Microsoft Chief Executive Steve Ballmer said Friday in Sydney, Australia that the software giant is not interested in taking over Yahoo anymore. After Google abandoned this week a much-needed advertising partnership, Yahoo is now facing a difficult situation and an uncertain future.
“We are not interested in going back and re-looking at an acquisition. I don’t know why they would be either, frankly. They turned us down at [US]$33 a share,” said Microsoft’s CEO Steve Ballmer. Yahoo’s share value was only $13.96 when NASDAQ closed Thursday.
The Love-Hate Triangle
Microsoft attempted in May this year to buy Yahoo’s search engine, which ranks at a distant second place behind Google’s. Yahoo’s CEO Jerry Yang refused the takeover and so its company went on to look for greener pastures in an advertising deal with its bigger brother, Google.
Google backed down on Yahoo earlier this week from what it was meant to be a big Internet advertising partnership. The US Justice Department said it would sue to block the Google – Yahoo deal, in order to preserve competition in Internet advertising. Google was not prepared to damage its reputation, so it dropped the deal.

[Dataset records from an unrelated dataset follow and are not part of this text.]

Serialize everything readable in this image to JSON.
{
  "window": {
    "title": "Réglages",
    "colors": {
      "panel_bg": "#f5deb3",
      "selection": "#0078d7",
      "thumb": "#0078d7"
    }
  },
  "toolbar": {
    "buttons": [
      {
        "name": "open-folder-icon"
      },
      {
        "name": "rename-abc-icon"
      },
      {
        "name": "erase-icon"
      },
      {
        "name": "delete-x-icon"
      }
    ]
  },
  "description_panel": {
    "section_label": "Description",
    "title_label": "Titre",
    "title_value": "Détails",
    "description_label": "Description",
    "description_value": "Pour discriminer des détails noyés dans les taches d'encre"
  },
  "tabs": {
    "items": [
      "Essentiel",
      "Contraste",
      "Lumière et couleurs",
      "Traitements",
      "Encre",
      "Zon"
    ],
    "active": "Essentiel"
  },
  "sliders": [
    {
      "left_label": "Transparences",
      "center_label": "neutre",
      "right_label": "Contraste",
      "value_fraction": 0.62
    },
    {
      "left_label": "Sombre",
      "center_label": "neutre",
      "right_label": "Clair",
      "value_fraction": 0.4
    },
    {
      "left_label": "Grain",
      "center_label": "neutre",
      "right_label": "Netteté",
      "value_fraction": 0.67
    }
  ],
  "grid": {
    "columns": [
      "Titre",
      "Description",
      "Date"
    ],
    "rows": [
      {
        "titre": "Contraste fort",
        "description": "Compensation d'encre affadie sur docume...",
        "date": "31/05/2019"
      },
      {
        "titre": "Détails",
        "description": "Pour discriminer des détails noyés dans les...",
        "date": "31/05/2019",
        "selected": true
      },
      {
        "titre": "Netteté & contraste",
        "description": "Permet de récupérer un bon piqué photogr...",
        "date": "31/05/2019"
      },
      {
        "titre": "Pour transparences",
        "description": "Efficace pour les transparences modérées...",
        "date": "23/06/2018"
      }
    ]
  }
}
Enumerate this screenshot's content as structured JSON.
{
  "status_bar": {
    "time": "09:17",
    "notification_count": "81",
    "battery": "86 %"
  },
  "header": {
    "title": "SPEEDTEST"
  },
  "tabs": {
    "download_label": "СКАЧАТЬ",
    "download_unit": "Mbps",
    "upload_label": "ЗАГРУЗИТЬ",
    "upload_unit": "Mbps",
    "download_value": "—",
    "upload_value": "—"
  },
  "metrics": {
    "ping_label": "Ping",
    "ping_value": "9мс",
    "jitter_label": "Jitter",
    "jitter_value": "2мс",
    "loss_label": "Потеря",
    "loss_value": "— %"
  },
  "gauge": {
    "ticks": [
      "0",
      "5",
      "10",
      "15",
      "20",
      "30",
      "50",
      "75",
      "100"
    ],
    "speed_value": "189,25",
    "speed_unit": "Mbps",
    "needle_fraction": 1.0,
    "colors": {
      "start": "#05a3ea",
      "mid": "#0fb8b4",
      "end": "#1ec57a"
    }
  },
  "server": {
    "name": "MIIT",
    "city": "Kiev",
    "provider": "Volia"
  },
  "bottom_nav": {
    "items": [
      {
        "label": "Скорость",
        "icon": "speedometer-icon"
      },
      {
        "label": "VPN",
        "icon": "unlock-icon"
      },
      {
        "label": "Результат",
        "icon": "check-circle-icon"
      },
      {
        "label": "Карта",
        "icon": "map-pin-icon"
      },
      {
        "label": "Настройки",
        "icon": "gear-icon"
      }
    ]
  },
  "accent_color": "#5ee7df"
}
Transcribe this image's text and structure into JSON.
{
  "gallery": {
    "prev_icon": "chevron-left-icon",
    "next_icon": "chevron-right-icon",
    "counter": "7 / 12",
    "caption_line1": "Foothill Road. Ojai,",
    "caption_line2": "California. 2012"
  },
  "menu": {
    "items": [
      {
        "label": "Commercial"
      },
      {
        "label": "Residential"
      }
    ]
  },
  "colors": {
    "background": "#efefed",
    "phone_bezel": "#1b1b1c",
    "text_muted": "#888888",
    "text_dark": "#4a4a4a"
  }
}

With Google leaving them in the cold, Yahoo’s Jerry Yang changed his mind and said on Wednesday at the Web 2.0 conference in San Francisco “that the best thing for Microsoft to do would be to buy Yahoo.” Leaving his pride aside, Yang added that Yahoo will “remain open to everything but it has to make sense.”
To Buy or Not to Buy
“We made an offer, we made another offer, and it was clear that Yahoo didn’t want to sell the business to us and we moved on,” Steve Ballmer said today in Sydney. But if Microsoft decides that it is still interested in taking over Yahoo, now would be a good moment to bid.
With Yahoo’s shares trailing at just $13.96, Microsoft could get quite a good deal in comparison to the $47.5 billion bid they made back in May when Yahoo was rocketing at $33 per share. If not, Ballmer added on a friendly note “there are still some opportunities for some kind of partnership around search” as “everybody needs a good competitor.”